En fait, n'en déplaise à Guigou, les revendications des médecins généralistes rejoignent celles des personnels des hôpitaux : une prise en charge sérieuse de la santé publique exige le déblocage des crédits nécessaires. Or justement, ces jours-ci, des grèves continuent dans différents hôpitaux parce que la situation est devenue intenable. Le gouvernement a bien parlé de réduction du temps de travail et d'embauches dans les hôpitaux, mais cela reste sur le papier. En réalité les horaires s'allongent faute de personnel et celui-ci a de plus en plus de difficultés à accueillir correctement les malades.

Ce n'est pas l'argent qui manque dans cette société. Mais il faut savoir à quoi il sert. La fausse réduction du temps de travail due au gouvernement Jospin a surtout servi de prétexte à verser des subventions au patronat en même temps qu'à lui permettre d'imposer la flexibilité des horaires de façon à exploiter encore la main- d'oeuvre comme cela l'arrange. Mais quand on parle de stopper la dégradation des services publics, qu'il s'agisse des hôpitaux, des transports ou de l'éducation, le gouvernement a invariablement la même réponse : pour toutes ces dépenses, qui pourraient servir à améliorer réellement la vie de la population, qui permettraient aussi de créer des centaines de milliers d'emplois utiles à la collectivité, il dit n'avoir plus d'argent.

Pendant ce temps le grand patronat, les banques continuent de faire des affaires en or malgré le ralentissement économique dont tout le monde parle. Car ceux à qui on le fait payer sont les travailleurs, les chômeurs, les licenciés de Moulinex, de Bata, de Marks et Spencer ou d'ailleurs que, après des années passées à travailler dans la même entreprise, on laisse sur le carreau avec des indemnités dérisoires et sans possibilité de retrouver un emploi.

Alors oui, c'est cette répartition des richesses, ce sont ces choix toujours en faveur des plus riches qu'il faut changer. C'est à l'avidité des patrons et au cynisme des dirigeants politiques à leur service qu'il faut mettre un terme.
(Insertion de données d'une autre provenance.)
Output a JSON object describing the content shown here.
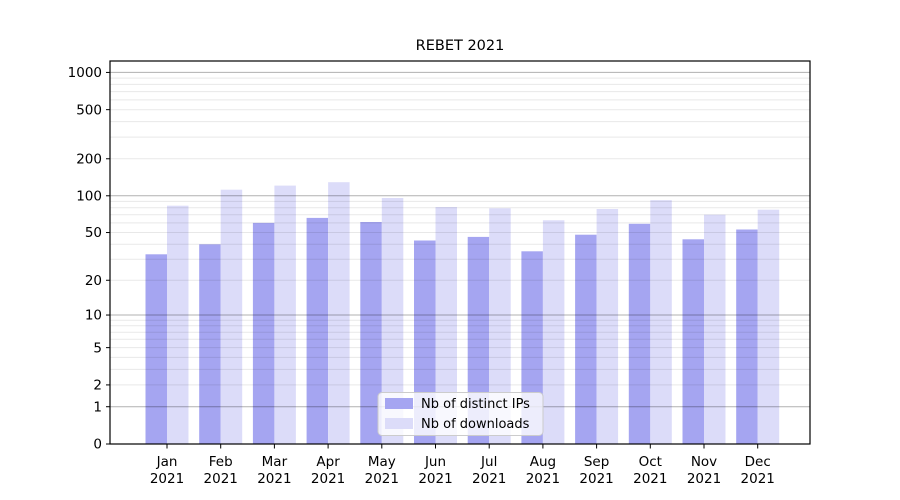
{
  "figure": {
    "title": "REBET 2021",
    "background": "#ffffff"
  },
  "legend": {
    "entries": [
      {
        "label": "Nb of distinct IPs",
        "swatch_color": "#a5a5f1"
      },
      {
        "label": "Nb of downloads",
        "swatch_color": "#dcdcf9"
      }
    ]
  },
  "chart_data": {
    "type": "bar",
    "title": "REBET 2021",
    "categories": [
      "Jan 2021",
      "Feb 2021",
      "Mar 2021",
      "Apr 2021",
      "May 2021",
      "Jun 2021",
      "Jul 2021",
      "Aug 2021",
      "Sep 2021",
      "Oct 2021",
      "Nov 2021",
      "Dec 2021"
    ],
    "series": [
      {
        "name": "Nb of distinct IPs",
        "color": "#a5a5f1",
        "values": [
          33,
          40,
          60,
          66,
          61,
          43,
          46,
          35,
          48,
          59,
          44,
          53
        ]
      },
      {
        "name": "Nb of downloads",
        "color": "#dcdcf9",
        "values": [
          83,
          112,
          121,
          129,
          96,
          81,
          79,
          63,
          78,
          92,
          70,
          77
        ]
      }
    ],
    "xlabel": "",
    "ylabel": "",
    "yscale": "log1p",
    "y_ticks": [
      1000,
      500,
      200,
      100,
      50,
      20,
      10,
      5,
      2,
      1,
      0
    ],
    "y_major_gridlines": [
      1,
      10,
      100,
      1000
    ],
    "ylim": [
      0,
      1237
    ],
    "grid": true,
    "legend_position": "lower center",
    "colors": {
      "major_grid": "rgba(0,0,0,0.31)",
      "minor_grid": "rgba(0,0,0,0.09)",
      "spine": "#000000",
      "text": "#000000",
      "legend_bg": "rgba(255,255,255,0.8)",
      "legend_border": "#cccccc"
    }
  }
}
Les travailleurs en ont la force, s'ils se mobilisent tous ensemble à l'échelle du pays, voire au-delà des frontières maintenant qu'une monnaie commune met les travailleurs des différents pays directement en mesure de vérifier les différences et de voir qu'ils sont aussi mal payés les uns que les autres. Et ils ont même la force et la capacité de changer ce système capitaliste, incohérent, injuste et de plus en plus intolérable.